I would advise not to cut class often. Even if it's crap, it's crap you're paying for. Besides, one trick they use is to slip in something innocuous that doesn't make it into anyone's notes (that you borrow later) but which does make it on the exam. I had an Econ prof who did that on a 25% essay question on the final. It had come from a poorly-attended Friday class before break.

A note on a previous subject: people who have cable on all day vs. people who don't. Remember that flight attendant who thwarted the shoe-bomber, Richard Reeves? Well, the first video of her was taken as she got out of an aid car after what must have been hours of debriefing. She took a few steps, then she reached in her pocket, retrieved and lit a cigarette and took a good long toke. Ahhhhhh. I saw that, but you didn't. All the subsequent reruns of that sequence are cut just before she reaches into her pocket. Those are the kinds of things where you see an editor's heavy hand. "This woman is a hero. We can't show her smoking!" I see a lot of stuff like that.

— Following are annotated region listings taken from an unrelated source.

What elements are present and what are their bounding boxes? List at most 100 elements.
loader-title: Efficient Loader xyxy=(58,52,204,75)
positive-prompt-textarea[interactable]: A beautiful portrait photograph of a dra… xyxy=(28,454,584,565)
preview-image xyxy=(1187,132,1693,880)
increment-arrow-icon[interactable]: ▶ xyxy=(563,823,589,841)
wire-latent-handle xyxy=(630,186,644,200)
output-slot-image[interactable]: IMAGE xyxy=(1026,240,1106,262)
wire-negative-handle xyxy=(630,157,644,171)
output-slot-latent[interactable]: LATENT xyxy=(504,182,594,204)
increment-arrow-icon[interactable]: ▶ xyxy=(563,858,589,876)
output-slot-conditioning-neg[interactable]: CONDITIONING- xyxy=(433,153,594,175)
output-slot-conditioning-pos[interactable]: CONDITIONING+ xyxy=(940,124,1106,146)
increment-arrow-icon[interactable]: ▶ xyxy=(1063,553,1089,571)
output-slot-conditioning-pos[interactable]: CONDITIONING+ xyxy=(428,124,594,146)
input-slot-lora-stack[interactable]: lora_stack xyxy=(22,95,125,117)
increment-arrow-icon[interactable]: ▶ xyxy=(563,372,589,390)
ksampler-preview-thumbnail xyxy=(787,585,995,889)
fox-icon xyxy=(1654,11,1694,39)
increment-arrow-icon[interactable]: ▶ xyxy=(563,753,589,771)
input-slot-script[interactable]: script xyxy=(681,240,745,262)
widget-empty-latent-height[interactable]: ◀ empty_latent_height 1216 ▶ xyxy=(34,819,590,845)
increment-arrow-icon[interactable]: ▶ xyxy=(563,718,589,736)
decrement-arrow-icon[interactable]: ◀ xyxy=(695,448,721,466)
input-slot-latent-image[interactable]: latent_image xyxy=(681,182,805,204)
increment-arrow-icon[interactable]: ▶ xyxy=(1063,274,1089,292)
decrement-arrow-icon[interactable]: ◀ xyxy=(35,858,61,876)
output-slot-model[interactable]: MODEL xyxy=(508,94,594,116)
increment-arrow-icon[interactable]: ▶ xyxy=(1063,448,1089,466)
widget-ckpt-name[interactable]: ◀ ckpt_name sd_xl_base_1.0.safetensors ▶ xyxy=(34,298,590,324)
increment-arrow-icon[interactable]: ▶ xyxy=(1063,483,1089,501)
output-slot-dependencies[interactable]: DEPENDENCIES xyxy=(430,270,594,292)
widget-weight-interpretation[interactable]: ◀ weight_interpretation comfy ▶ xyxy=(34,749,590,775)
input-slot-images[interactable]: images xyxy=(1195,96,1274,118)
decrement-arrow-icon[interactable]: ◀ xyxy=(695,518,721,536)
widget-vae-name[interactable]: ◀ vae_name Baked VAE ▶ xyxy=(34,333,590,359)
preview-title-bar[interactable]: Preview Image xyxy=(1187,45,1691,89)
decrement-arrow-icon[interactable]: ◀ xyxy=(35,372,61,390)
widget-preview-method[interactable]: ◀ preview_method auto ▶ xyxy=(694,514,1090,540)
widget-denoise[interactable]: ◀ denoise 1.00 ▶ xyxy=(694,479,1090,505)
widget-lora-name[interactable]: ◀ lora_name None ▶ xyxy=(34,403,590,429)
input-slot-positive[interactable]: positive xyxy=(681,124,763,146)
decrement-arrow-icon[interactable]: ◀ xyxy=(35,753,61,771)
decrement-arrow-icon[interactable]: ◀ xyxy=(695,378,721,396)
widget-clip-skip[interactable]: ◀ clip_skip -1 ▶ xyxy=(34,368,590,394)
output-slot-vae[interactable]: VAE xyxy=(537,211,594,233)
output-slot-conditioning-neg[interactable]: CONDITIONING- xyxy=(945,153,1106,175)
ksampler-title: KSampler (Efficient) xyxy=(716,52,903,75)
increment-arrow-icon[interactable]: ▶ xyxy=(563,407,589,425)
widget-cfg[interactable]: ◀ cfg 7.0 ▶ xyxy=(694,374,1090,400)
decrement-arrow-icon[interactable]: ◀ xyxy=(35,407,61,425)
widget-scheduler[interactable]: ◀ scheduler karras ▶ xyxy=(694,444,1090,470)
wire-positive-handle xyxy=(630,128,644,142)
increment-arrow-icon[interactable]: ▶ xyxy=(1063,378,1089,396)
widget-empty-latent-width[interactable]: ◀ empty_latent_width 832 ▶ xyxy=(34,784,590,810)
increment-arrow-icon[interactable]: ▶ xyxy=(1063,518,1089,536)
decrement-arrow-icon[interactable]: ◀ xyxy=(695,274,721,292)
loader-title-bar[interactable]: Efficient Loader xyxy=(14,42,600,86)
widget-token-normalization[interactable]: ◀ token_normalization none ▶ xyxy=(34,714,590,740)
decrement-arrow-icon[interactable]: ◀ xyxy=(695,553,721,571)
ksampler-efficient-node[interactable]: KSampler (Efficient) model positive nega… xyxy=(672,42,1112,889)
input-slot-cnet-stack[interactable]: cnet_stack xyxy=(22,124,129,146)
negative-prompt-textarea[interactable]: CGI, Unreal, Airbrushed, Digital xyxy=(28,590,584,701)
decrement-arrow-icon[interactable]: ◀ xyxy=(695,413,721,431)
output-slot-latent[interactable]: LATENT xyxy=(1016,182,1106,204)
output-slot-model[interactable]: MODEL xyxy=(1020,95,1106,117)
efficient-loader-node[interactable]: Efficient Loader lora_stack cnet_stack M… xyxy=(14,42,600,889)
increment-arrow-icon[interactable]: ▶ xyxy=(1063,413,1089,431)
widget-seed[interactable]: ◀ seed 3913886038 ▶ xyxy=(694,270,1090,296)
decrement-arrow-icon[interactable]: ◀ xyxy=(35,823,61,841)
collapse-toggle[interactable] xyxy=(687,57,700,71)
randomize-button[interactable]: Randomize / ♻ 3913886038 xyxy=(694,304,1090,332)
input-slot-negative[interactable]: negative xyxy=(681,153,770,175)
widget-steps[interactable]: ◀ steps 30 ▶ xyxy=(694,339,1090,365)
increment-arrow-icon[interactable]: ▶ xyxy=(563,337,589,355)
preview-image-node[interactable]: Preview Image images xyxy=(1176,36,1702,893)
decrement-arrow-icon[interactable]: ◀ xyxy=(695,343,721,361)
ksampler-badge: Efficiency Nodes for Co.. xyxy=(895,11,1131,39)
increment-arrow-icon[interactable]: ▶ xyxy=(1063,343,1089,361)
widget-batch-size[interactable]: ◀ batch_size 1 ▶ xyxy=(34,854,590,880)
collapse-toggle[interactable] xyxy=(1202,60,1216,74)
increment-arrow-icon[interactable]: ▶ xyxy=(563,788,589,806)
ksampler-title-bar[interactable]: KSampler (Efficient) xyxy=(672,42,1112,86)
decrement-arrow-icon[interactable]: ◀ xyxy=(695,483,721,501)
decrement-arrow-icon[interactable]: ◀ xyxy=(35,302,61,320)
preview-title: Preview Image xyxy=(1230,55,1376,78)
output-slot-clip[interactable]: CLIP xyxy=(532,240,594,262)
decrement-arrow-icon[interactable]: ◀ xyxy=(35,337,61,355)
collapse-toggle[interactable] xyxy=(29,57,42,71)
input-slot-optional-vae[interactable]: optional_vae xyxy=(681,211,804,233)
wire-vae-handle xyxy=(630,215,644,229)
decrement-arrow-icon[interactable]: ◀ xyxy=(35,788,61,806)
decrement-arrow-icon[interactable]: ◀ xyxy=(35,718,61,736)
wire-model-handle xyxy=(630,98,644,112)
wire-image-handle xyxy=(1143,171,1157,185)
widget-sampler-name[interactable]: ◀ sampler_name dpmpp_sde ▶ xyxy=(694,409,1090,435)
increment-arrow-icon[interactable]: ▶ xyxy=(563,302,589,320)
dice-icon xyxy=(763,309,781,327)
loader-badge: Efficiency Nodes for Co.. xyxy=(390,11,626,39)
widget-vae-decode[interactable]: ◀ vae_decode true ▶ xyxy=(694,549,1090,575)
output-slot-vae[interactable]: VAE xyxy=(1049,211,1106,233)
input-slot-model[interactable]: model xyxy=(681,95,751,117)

I was thinking about the 70's last night and this morning. It may go down in history as the most fun decade in U.S. history, but almost no one remembers anything about it! Relatively speaking, nothing exceedingly bad happened (well, you had Watergate and the Oil Shock - seem bland now). Everyone was into that magical confluence at the apex of sex, drugs and rock-and-roll. Par-deee! I will confess to my loyal readers that I did a little of one of those and a lot of the other two. OK, so the clothes and hair are a big yuk now, but it was very serious business at the time. I didn't go with the hair, though. Glad about that since there aren't any embarrassing pictures to live down. Rick Macherat Rick M. In the day.